# How do I determine the resonance frequency of this circuit

I have a circuit that consists of a voltage source in series with a resistor and a parallel of an inductor with a capacitor. I have to determine the resonance frequency of this circuit. I am very confused about this. First of all the impedance of the circuit is given by

$$Z=R+j(\frac{\omega L}{1-\omega^2 L C})$$

Now my thought was immediately to proceed as I did in the RLC series circuit i.e. to make the imaginary part of Z zero.

I obtain $$\\omega=0\$$. However the correct answer should be: $$\omega=\frac{1}{\sqrt{LC}}$$

But that would make the imaginary part of the impedance infinity and therefore the whole impedance infinity and the current zero. But isn't impedance when the current reaches its peak?

I'm so confused about all of this. I read that there is series impedance and parallel resonance but what should I peak and why are there 2 types of resonance. Shouldn't they be equivalent? Isn't resonance just the circuit behaving as a resistor?

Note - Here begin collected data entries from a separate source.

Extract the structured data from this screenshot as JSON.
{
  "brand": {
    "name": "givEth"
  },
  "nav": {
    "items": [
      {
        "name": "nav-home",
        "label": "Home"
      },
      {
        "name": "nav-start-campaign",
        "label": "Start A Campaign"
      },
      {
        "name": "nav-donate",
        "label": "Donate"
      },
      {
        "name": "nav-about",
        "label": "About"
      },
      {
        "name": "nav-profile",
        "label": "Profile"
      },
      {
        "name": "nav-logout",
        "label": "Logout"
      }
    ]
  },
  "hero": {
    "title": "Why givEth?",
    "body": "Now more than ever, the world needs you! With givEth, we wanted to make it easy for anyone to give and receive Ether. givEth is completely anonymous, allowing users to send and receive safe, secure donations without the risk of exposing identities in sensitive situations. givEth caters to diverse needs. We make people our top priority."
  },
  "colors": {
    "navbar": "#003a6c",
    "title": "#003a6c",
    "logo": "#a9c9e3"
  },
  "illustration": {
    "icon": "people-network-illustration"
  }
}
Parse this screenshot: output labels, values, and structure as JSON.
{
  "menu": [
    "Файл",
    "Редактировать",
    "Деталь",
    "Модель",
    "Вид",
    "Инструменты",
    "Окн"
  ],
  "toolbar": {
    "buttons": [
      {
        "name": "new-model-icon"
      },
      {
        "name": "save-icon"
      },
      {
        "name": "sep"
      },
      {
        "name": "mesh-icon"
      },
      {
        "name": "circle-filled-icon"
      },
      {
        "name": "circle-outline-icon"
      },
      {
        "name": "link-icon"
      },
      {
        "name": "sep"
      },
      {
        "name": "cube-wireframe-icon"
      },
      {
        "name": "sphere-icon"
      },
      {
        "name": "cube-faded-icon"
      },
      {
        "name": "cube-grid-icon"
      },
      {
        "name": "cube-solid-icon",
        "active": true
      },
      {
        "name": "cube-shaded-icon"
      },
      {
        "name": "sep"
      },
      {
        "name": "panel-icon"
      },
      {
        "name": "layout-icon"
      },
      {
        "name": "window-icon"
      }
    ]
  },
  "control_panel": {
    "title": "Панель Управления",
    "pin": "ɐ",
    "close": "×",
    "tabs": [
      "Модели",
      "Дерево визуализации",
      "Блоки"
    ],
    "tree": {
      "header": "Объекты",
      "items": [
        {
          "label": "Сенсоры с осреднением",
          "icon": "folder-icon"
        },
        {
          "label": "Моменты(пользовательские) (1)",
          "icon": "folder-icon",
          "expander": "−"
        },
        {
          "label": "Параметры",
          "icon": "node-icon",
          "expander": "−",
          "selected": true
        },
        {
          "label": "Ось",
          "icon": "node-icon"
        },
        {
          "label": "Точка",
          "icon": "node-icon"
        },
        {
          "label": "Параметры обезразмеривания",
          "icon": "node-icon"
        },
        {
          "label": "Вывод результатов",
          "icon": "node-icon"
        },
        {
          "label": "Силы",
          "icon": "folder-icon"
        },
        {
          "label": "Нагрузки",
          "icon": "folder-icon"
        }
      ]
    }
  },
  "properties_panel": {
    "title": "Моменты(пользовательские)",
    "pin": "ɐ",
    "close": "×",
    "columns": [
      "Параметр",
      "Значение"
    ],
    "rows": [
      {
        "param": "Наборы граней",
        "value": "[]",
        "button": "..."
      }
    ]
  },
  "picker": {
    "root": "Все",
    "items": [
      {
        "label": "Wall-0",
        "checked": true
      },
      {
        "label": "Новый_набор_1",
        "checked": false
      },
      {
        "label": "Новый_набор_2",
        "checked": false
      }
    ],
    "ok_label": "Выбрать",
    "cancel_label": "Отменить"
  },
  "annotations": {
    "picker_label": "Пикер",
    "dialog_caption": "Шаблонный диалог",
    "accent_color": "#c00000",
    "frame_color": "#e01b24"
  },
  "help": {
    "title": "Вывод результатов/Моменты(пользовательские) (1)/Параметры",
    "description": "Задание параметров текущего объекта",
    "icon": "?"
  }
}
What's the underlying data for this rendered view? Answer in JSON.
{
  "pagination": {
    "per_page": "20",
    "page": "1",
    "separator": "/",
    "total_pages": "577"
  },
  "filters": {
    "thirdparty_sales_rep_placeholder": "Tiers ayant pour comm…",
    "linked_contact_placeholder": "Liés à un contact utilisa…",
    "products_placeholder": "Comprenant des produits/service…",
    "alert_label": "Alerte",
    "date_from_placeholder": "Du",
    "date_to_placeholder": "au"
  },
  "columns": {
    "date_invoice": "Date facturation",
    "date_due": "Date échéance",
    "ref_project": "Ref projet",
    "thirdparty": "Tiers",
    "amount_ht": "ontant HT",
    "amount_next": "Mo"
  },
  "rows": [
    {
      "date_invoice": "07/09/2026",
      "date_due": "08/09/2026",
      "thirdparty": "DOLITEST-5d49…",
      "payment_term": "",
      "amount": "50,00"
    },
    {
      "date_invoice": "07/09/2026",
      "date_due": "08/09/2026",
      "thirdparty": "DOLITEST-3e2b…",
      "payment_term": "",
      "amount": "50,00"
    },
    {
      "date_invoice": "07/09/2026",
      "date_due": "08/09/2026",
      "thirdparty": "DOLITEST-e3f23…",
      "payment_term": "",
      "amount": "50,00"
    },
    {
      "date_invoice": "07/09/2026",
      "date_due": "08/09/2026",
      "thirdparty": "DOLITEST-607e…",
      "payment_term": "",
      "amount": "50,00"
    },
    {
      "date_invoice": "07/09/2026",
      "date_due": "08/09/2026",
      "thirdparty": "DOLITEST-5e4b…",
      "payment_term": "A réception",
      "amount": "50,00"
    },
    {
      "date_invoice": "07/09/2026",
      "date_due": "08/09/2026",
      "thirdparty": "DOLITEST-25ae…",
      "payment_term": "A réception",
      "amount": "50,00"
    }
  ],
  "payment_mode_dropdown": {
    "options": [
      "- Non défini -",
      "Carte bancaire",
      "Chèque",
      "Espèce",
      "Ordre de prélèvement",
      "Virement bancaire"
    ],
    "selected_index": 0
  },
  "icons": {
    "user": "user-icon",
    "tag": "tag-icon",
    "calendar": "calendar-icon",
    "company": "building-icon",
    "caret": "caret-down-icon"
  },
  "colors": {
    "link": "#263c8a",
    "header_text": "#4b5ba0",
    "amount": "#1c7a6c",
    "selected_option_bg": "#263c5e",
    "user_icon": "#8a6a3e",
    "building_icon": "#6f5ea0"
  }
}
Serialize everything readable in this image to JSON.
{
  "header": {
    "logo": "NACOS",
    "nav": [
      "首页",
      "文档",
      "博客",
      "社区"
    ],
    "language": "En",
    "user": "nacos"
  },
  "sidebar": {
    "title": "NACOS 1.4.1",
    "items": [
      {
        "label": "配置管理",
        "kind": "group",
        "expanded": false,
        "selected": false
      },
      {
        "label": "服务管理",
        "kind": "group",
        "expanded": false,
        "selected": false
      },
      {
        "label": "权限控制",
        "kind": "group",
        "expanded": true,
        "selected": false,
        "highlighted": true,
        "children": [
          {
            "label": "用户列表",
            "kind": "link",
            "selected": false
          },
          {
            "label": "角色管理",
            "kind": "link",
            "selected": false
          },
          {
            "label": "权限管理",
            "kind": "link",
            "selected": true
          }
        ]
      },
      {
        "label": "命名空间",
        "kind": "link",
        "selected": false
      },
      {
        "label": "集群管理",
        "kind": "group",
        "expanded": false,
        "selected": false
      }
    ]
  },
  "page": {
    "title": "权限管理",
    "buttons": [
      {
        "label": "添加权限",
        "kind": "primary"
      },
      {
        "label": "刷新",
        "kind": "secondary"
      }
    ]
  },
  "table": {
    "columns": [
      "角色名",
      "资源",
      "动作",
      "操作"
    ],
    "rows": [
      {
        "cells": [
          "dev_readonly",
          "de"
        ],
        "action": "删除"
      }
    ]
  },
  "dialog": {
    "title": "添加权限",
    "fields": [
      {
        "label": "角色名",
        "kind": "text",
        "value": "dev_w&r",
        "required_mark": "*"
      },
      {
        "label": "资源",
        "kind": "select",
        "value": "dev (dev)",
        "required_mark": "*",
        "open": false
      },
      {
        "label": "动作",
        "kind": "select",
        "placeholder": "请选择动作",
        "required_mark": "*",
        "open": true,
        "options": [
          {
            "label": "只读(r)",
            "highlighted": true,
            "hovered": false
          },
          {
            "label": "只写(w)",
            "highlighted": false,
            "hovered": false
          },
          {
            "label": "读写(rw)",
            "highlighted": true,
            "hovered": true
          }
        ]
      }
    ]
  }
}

Can someone explain me what is going on? Thanks!

• For the parallel resonant circuit, you get resonance when the imaginary part goes to infinity, not to zero. – The Photon Nov 26 '18 at 1:29
• What does the "l" stand for? It's usually used for length, but I don't suppose that that's the case here.... – CoolKoon Nov 26 '18 at 1:33
• @The Photon But why should I consider parallel resonance? I have a L//C in series with a resistance? Do you know where I can find an explanation for this? – Granger Obliviate Nov 26 '18 at 1:36
• @CoolKoon sorry i meant "L" not "l". I will fix it, thanks – Granger Obliviate Nov 26 '18 at 1:37
• The imag. part of your expression for Z is wrong. – LvW Nov 26 '18 at 7:56

Resonance frequency (in this case) is when the impedance of the inductor $$\L\$$ and capacitor $$\C\$$ are equal to each other. That should be your starting point. The rest of your assumptions are only true for RLC series and cannot be extended to parallel RLC.